I am not pessimistic about many things in life, but if there is one human propensity I can count on, it's human beings' desire to ruin every social blank slate with all the same crap that lead us to our fresh start in the first place. I've seen this so many times, I have learned to bank on it.

The first time I remember noticing it was in the eighth grade, when I started my second year of junior high school in a brand new school. This new school consisted of students who were formally attending one of three or four other schools. So when we all got thrown into a brand new school with no existing social structure, what we witnessed was nothing short of amazing. Nerds friends with jocks, beautiful people laughing with ugly folks, all-encompassing open-mindedness. When you break down the walls, people suddenly become good, friendly, and open-hearted. Fancy that.

I don't have to tell you that by the beginning of my ninth grade year, that phenomenon was over. Once the social structure constructs itself, the good feelings that lead to its construction disappear, and people go back to excluding each other judging each other, hating each other.
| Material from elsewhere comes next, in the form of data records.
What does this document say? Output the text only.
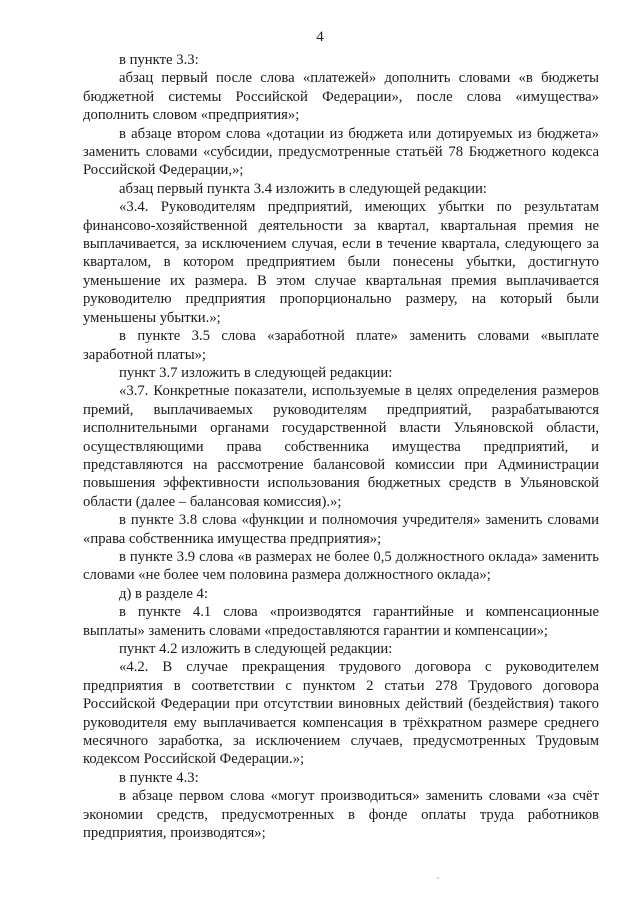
4

в пункте 3.3:

абзац первый после слова «платежей» дополнить словами «в бюджеты бюджетной системы Российской Федерации», после слова «имущества» дополнить словом «предприятия»;

в абзаце втором слова «дотации из бюджета или дотируемых из бюджета» заменить словами «субсидии, предусмотренные статьёй 78 Бюджетного кодекса Российской Федерации,»;

абзац первый пункта 3.4 изложить в следующей редакции:

«3.4. Руководителям предприятий, имеющих убытки по результатам финансово-хозяйственной деятельности за квартал, квартальная премия не выплачивается, за исключением случая, если в течение квартала, следующего за кварталом, в котором предприятием были понесены убытки, достигнуто уменьшение их размера. В этом случае квартальная премия выплачивается руководителю предприятия пропорционально размеру, на который были уменьшены убытки.»;

в пункте 3.5 слова «заработной плате» заменить словами «выплате заработной платы»;

пункт 3.7 изложить в следующей редакции:

«3.7. Конкретные показатели, используемые в целях определения размеров премий, выплачиваемых руководителям предприятий, разрабатываются исполнительными органами государственной власти Ульяновской области, осуществляющими права собственника имущества предприятий, и представляются на рассмотрение балансовой комиссии при Администрации повышения эффективности использования бюджетных средств в Ульяновской области (далее – балансовая комиссия).»;

в пункте 3.8 слова «функции и полномочия учредителя» заменить словами «права собственника имущества предприятия»;

в пункте 3.9 слова «в размерах не более 0,5 должностного оклада» заменить словами «не более чем половина размера должностного оклада»;

д) в разделе 4:

в пункте 4.1 слова «производятся гарантийные и компенсационные выплаты» заменить словами «предоставляются гарантии и компенсации»;

пункт 4.2 изложить в следующей редакции:

«4.2. В случае прекращения трудового договора с руководителем предприятия в соответствии с пунктом 2 статьи 278 Трудового договора Российской Федерации при отсутствии виновных действий (бездействия) такого руководителя ему выплачивается компенсация в трёхкратном размере среднего месячного заработка, за исключением случаев, предусмотренных Трудовым кодексом Российской Федерации.»;

в пункте 4.3:

в абзаце первом слова «могут производиться» заменить словами «за счёт экономии средств, предусмотренных в фонде оплаты труда работников предприятия, производятся»;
It's kind of depressing.

I'm also old enough to have noticed this phenomenon occur on the internet. When I was a kid, and the internet was first getting started, you could wander into a chat room and meet all kinds of interesting people. It was really cool. Those were carefree days. Anyone could say anything; sometimes others would laugh, sometimes others would argue, but it always had a certain spirit of open-heartedness about it. It was that spirit that brought more and more people to the internet. In the 90s, there was a general feeling about the internet (among young people, anyway) that it was "a place to go where you could be yourself." Remember The Matrix? Sure, it's anachronistic by today's standards, but that movie was huge because it captured this feeling perfectly.

And yet, after about ten years of development, the internet became... pretty much like the rest of life. People started becoming guarded and stand-offish, protecting their words and their privacy. So we had to start over again with a new community without walls or social structure: MySpace. MySpace died before it ever became the corporate advertising machine that we know today. It died because our walls came up. A few spooky episodes of Jenny Jones was enough to ruin it completely.

So then there was Facebook, and we started all over again. This time, it seemed right. People were doing what they do best: posting silly pictures of themselves, putting up funny anecdotal status updates, and generally being the kooky species that we are. Then what happened? We had to put everyone on "limited profile" and make our profile pages into business resumes.

Don't get me wrong -- I get it. I understand why this happens, and that there are a million good reasons for this. Indeed, I'm not really lamenting the fact that people guard themselves more closely in a wider circle of people than they do among close friends or total strangers.

The problem is that we seem to want to break down the walls between us, and yet we keep putting them back up again. Frankly, I think fear is driving this. We're afraid to be who we are, so we try to be who we think people want us to be. None of us are comfortable enough in our own skin to say, "Look, this is who I am. If you don't like the fact that I have a tattoo of a gibbons ape on my buttocks and hang out at whiskey bars on Saturdays, too bad!"

But that's exactly what we need to start doing. We need to grow more comfortable with ourselves. In doing so, we become far more accepting of other people, and we learn, grow, and maintain a genuinely positive community, whatever it looks like.

Why do we insist on turning everything into junior high school?